I’m 80. My children live in the U.S. They care. They came. Susan was here for my surgery. She was terrific. Rafi came after I got home to help. He cooks such scrumptious food, I gained two pounds while he was here. Still, they need to go back to their own lives.

Another worry? I have a vestibular disorder, which causes imbalance and unpredictable dizziness, often brought on by stress. Surgery IS stressful and I had a terrible siege of dizziness after my knee surgery in 2011. It was a disaster.

Whadaya know. As Sandy’s wise saying indicates, my worrying WAS a waste of time and energy. After surgery at UBC Hospital, I learned about the Transitional Care Unit (TCU)  right at the Koerner Pavilion, and was able to go there for rehab and care until I was ready to go home.

How come I’d never known about this possibility? I wrote about things like this as a columnist, yet had no idea the unit existed. It was a perfect fit. True, my first night there I had a roommate with dementia who cried out all night in a language I didn’t recognize. The very next night, however, I was blessed with a well-read, clever and interesting roommate, Howard Greaves, who, thankfully, also has a great sense of humor. (A necessary trait to survive the couple of weeks he spent with me).

Howard Greaves.

With Howard Greaves, who survived two weeks as my roommate. Howard deserves a special award for putting up with me.

Another blessing with having my surgery and staying  at UBC was that my dear ‘daughter’ Amy works there.

IMG_0231

My beautiful Chinese ‘daughter’ Amy

Amy visited and checked on me whenever she arrived to work, at her lunch break, and on her way home. Bless her, she also helped me survive the hospital food by cooking my favorite Chinese dish and bringing it in for me.
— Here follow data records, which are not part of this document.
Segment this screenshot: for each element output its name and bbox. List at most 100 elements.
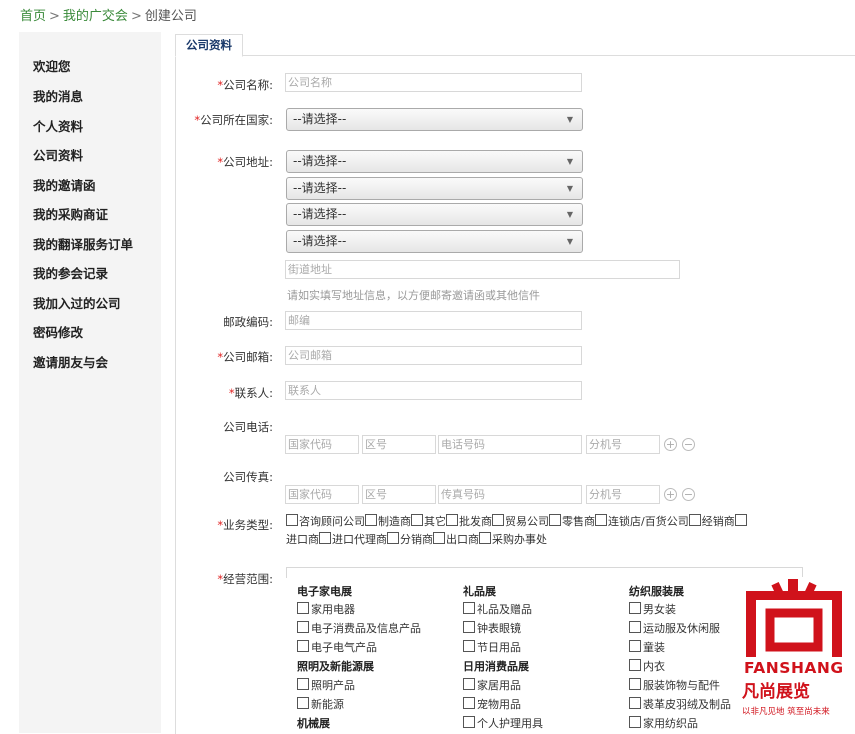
sidebar-item-invite-friends[interactable]: 邀请朋友与会 (33, 352, 108, 371)
phone-country-code-input[interactable]: 国家代码 (285, 435, 359, 454)
tab-company-profile[interactable]: 公司资料 (175, 34, 243, 57)
phone-number-input[interactable]: 电话号码 (438, 435, 582, 454)
breadcrumb-home-link[interactable]: 首页 (20, 9, 46, 24)
scope-item[interactable]: 个人护理用具 (463, 715, 543, 731)
country-select[interactable]: --请选择-- ▼ (286, 108, 583, 131)
address-select-2[interactable]: --请选择-- ▼ (286, 177, 583, 200)
checkbox[interactable] (734, 514, 747, 526)
remove-phone-icon[interactable]: − (682, 438, 695, 451)
sidebar-item-change-password[interactable]: 密码修改 (33, 322, 83, 341)
business-type-option[interactable]: 采购办事处 (479, 532, 547, 546)
sidebar-item-translation-orders[interactable]: 我的翻译服务订单 (33, 234, 133, 253)
checkbox[interactable] (286, 514, 298, 526)
checkbox[interactable] (297, 697, 309, 709)
business-type-option[interactable]: 贸易公司 (492, 514, 549, 528)
remove-fax-icon[interactable]: − (682, 488, 695, 501)
scope-item[interactable]: 礼品及赠品 (463, 601, 532, 617)
scope-item[interactable]: 家用纺织品 (629, 715, 698, 731)
scope-item[interactable]: 电子消费品及信息产品 (297, 620, 421, 636)
scope-item[interactable]: 电子电气产品 (297, 639, 377, 655)
scope-item[interactable]: 钟表眼镜 (463, 620, 521, 636)
fax-area-code-input[interactable]: 区号 (362, 485, 436, 504)
breadcrumb-my-expo-link[interactable]: 我的广交会 (63, 9, 128, 24)
scope-item[interactable]: 男女装 (629, 601, 676, 617)
postcode-input[interactable]: 邮编 (285, 311, 582, 330)
sidebar-item-attendance-records[interactable]: 我的参会记录 (33, 263, 108, 282)
scope-item[interactable]: 内衣 (629, 658, 665, 674)
checkbox[interactable] (595, 514, 607, 526)
checkbox[interactable] (629, 678, 641, 690)
checkbox[interactable] (629, 716, 641, 728)
checkbox[interactable] (479, 532, 491, 544)
sidebar-item-joined-companies[interactable]: 我加入过的公司 (33, 293, 121, 312)
fax-number-input[interactable]: 传真号码 (438, 485, 582, 504)
fax-extension-input[interactable]: 分机号 (586, 485, 660, 504)
phone-area-code-input[interactable]: 区号 (362, 435, 436, 454)
checkbox[interactable] (549, 514, 561, 526)
scope-item[interactable]: 童装 (629, 639, 665, 655)
sidebar-item-welcome[interactable]: 欢迎您 (33, 56, 71, 75)
address-select-4[interactable]: --请选择-- ▼ (286, 230, 583, 253)
scope-item[interactable]: 服装饰物与配件 (629, 677, 720, 693)
street-address-input[interactable]: 街道地址 (285, 260, 680, 279)
checkbox[interactable] (446, 514, 458, 526)
address-label: *公司地址: (217, 155, 273, 169)
checkbox[interactable] (387, 532, 399, 544)
checkbox[interactable] (433, 532, 445, 544)
checkbox[interactable] (297, 602, 309, 614)
company-email-input[interactable]: 公司邮箱 (285, 346, 582, 365)
checkbox[interactable] (365, 514, 377, 526)
scope-item[interactable]: 照明产品 (297, 677, 355, 693)
checkbox[interactable] (463, 640, 475, 652)
business-type-option[interactable]: 连锁店/百货公司 (595, 514, 689, 528)
sidebar-item-invitations[interactable]: 我的邀请函 (33, 175, 96, 194)
checkbox[interactable] (629, 697, 641, 709)
add-phone-icon[interactable]: + (664, 438, 677, 451)
scope-item[interactable]: 裘革皮羽绒及制品 (629, 696, 731, 712)
checkbox[interactable] (463, 697, 475, 709)
checkbox[interactable] (629, 621, 641, 633)
checkbox[interactable] (463, 621, 475, 633)
checkbox[interactable] (492, 514, 504, 526)
sidebar-item-profile[interactable]: 个人资料 (33, 116, 83, 135)
checkbox[interactable] (629, 602, 641, 614)
scope-item[interactable]: 家居用品 (463, 677, 521, 693)
sidebar-item-messages[interactable]: 我的消息 (33, 86, 83, 105)
business-type-option[interactable]: 进口代理商 (319, 532, 387, 546)
scope-item[interactable]: 节日用品 (463, 639, 521, 655)
checkbox[interactable] (297, 621, 309, 633)
business-type-option[interactable]: 进口商 (286, 533, 319, 546)
business-type-option[interactable]: 其它 (411, 514, 446, 528)
checkbox[interactable] (463, 678, 475, 690)
scope-item[interactable]: 宠物用品 (463, 696, 521, 712)
company-name-input[interactable]: 公司名称 (285, 73, 582, 92)
checkbox[interactable] (629, 640, 641, 652)
scope-item[interactable]: 家用电器 (297, 601, 355, 617)
checkbox[interactable] (297, 678, 309, 690)
sidebar-item-buyer-badge[interactable]: 我的采购商证 (33, 204, 108, 223)
business-type-option[interactable]: 制造商 (365, 514, 411, 528)
address-select-3[interactable]: --请选择-- ▼ (286, 203, 583, 226)
chevron-down-icon: ▼ (566, 115, 573, 124)
add-fax-icon[interactable]: + (664, 488, 677, 501)
checkbox[interactable] (463, 602, 475, 614)
checkbox[interactable] (688, 514, 701, 526)
checkbox[interactable] (411, 514, 423, 526)
business-type-option[interactable]: 咨询顾问公司 (286, 514, 365, 528)
scope-item[interactable]: 新能源 (297, 696, 344, 712)
business-type-option[interactable]: 分销商 (387, 532, 433, 546)
phone-extension-input[interactable]: 分机号 (586, 435, 660, 454)
checkbox[interactable] (629, 659, 641, 671)
fax-country-code-input[interactable]: 国家代码 (285, 485, 359, 504)
business-type-option[interactable]: 经销商 (688, 514, 735, 528)
business-type-option[interactable]: 零售商 (549, 514, 595, 528)
checkbox[interactable] (319, 532, 331, 544)
sidebar-item-company-profile[interactable]: 公司资料 (33, 145, 83, 164)
checkbox[interactable] (297, 640, 309, 652)
address-select-1[interactable]: --请选择-- ▼ (286, 150, 583, 173)
business-type-option[interactable]: 出口商 (433, 532, 479, 546)
scope-item[interactable]: 运动服及休闲服 (629, 620, 720, 636)
business-type-option[interactable]: 批发商 (446, 514, 492, 528)
checkbox[interactable] (463, 716, 475, 728)
contact-input[interactable]: 联系人 (285, 381, 582, 400)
She also would buy and bring me tastier food from outside. Hospital food, after all, is hospital food.

At the TCU, I had much needed, supervised physio five days a week, was helped with my ability to walk, and taught how to get my operated leg up onto my bed — no small feat. The nurses and I were given clear instructions about what I could or could not do so my vestibular disorder wouldn’t cause a fall and create a disaster.

There was a reasonable fee, (I understand it can be discussed if it is a problem). Dr. Reinhold Bernat, in charge of my case, was present and accessible when I needed to talk to him, patient with my concerns, and obviously caring — I know I was lucky.

Yes, the TCU was a good match for me, but, you ask, was there anything I felt was not up to par? Yes! We were allowed only one shower a week. I wasn’t thrilled with that, but survived.

Should you or loved ones live in the area and require it one day, I want you to know about the UBC Transitional Care Unit. Or, if there is such a service where you live, try to inquire about it. I am truly grateful it was there for me. And yes, I’m doing well.